The order gives such foundries 120 days to clear out Huawei/HiSilicon chips that are already in their production pipelines.

“Despite the Entity List actions the Department took last year, Huawei and its foreign affiliates have stepped-up efforts to undermine these national security-based restrictions through an indigenization effort. However, that effort is still dependent on U.S. technologies,” said Secretary of Commerce Wilbur Ross. “This is not how a responsible global corporate citizen behaves.

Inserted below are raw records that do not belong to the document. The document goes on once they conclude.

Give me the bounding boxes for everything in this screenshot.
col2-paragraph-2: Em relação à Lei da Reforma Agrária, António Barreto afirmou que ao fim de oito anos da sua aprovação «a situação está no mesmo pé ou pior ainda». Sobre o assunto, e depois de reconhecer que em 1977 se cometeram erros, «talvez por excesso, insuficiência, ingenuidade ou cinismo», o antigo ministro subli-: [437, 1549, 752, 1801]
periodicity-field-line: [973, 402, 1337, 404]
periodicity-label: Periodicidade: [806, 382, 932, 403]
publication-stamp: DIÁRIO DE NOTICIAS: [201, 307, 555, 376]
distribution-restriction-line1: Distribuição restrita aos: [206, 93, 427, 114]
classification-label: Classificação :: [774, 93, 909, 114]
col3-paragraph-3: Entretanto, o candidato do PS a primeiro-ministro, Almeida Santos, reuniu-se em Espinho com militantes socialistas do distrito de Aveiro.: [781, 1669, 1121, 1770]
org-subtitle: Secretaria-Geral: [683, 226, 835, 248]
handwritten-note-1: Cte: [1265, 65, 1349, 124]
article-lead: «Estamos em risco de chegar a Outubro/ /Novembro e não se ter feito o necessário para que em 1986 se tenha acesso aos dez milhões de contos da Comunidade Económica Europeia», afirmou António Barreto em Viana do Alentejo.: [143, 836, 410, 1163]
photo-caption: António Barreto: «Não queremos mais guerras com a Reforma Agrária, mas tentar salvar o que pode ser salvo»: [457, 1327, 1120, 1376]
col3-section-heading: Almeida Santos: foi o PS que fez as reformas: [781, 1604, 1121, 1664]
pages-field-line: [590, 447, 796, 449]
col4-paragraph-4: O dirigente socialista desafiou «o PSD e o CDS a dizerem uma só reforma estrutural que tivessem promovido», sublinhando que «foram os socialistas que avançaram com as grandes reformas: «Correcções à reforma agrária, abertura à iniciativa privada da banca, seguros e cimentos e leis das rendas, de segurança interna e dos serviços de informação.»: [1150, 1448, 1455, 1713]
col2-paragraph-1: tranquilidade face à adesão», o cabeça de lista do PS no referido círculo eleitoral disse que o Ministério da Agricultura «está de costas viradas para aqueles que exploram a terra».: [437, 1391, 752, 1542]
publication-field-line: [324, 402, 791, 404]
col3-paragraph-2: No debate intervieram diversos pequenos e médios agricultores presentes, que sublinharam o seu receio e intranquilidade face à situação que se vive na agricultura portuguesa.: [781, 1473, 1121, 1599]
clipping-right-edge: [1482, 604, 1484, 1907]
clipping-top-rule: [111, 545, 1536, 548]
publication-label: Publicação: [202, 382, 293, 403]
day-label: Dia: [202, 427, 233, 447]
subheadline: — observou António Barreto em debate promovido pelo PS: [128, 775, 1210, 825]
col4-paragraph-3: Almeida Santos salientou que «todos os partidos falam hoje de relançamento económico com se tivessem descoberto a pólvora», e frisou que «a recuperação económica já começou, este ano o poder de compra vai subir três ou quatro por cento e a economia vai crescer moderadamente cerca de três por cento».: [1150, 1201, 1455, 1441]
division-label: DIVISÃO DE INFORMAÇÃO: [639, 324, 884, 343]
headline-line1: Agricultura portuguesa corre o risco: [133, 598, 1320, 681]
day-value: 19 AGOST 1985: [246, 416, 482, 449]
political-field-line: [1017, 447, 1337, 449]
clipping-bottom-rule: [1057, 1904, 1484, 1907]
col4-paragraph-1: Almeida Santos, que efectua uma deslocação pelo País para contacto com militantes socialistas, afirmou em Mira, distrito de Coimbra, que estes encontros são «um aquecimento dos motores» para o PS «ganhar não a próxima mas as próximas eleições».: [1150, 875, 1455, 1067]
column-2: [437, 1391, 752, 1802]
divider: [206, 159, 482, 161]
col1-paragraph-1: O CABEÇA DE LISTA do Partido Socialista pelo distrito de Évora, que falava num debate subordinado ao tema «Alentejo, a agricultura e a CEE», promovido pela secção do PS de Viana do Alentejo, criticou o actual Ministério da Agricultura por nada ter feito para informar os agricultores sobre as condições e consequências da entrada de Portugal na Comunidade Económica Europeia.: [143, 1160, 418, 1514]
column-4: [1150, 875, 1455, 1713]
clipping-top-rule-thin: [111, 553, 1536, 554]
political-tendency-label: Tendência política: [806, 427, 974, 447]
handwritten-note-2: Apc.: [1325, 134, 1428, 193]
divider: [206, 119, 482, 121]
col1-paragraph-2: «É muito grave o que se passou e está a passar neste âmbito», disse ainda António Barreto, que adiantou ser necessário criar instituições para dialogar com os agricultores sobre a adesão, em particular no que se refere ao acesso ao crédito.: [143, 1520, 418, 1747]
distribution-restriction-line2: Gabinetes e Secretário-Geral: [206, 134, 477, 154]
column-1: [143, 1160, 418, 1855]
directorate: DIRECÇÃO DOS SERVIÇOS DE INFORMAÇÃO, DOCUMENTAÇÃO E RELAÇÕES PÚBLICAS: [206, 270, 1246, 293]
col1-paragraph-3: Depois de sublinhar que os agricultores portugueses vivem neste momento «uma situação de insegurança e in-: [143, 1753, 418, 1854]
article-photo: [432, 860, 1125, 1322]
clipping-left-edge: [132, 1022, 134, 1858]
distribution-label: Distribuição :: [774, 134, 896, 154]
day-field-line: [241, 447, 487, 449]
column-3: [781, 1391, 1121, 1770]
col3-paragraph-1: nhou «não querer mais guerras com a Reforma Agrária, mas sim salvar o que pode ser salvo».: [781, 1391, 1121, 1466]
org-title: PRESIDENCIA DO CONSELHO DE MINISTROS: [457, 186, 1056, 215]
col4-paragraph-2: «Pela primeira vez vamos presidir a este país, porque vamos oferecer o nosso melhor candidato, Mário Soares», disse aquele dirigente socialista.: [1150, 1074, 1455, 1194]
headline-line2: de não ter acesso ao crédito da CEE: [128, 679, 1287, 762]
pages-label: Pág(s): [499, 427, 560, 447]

We must amend our rules exploited by Huawei and HiSilicon and prevent U.S. technologies from enabling malign activities contrary to U.S. national security and foreign policy interests.”

Time to move

In extending the Temporary General License, Commerce warned U.S. communications services providers who still haven’t replaced their Huawei equipment with alternatives from other vendors that they have until August 13, 2020, to do so or risk having to apply for special licenses to keep working with the company. The announcement comes after the close of a comment period on the matter the Commerce Department launched this past March (see “Department of Commerce looking for input on Huawei Temporary General License extensions”). The Department heard from “numerous companies, associations, and individuals,” according to a press statement that did not summarize the responses.

“The Department continues to assess the national security and foreign policy implications of companies and individuals that have not yet transitioned from Huawei equipment,” Commerce added.

Meanwhile, President Donald Trump on May 14 extended for a year an executive order issued in May 2019 that bars U.S. firms from buying telecommunications equipment made by companies deemed national security risks. The list of such companies includes Huawei and ZTE.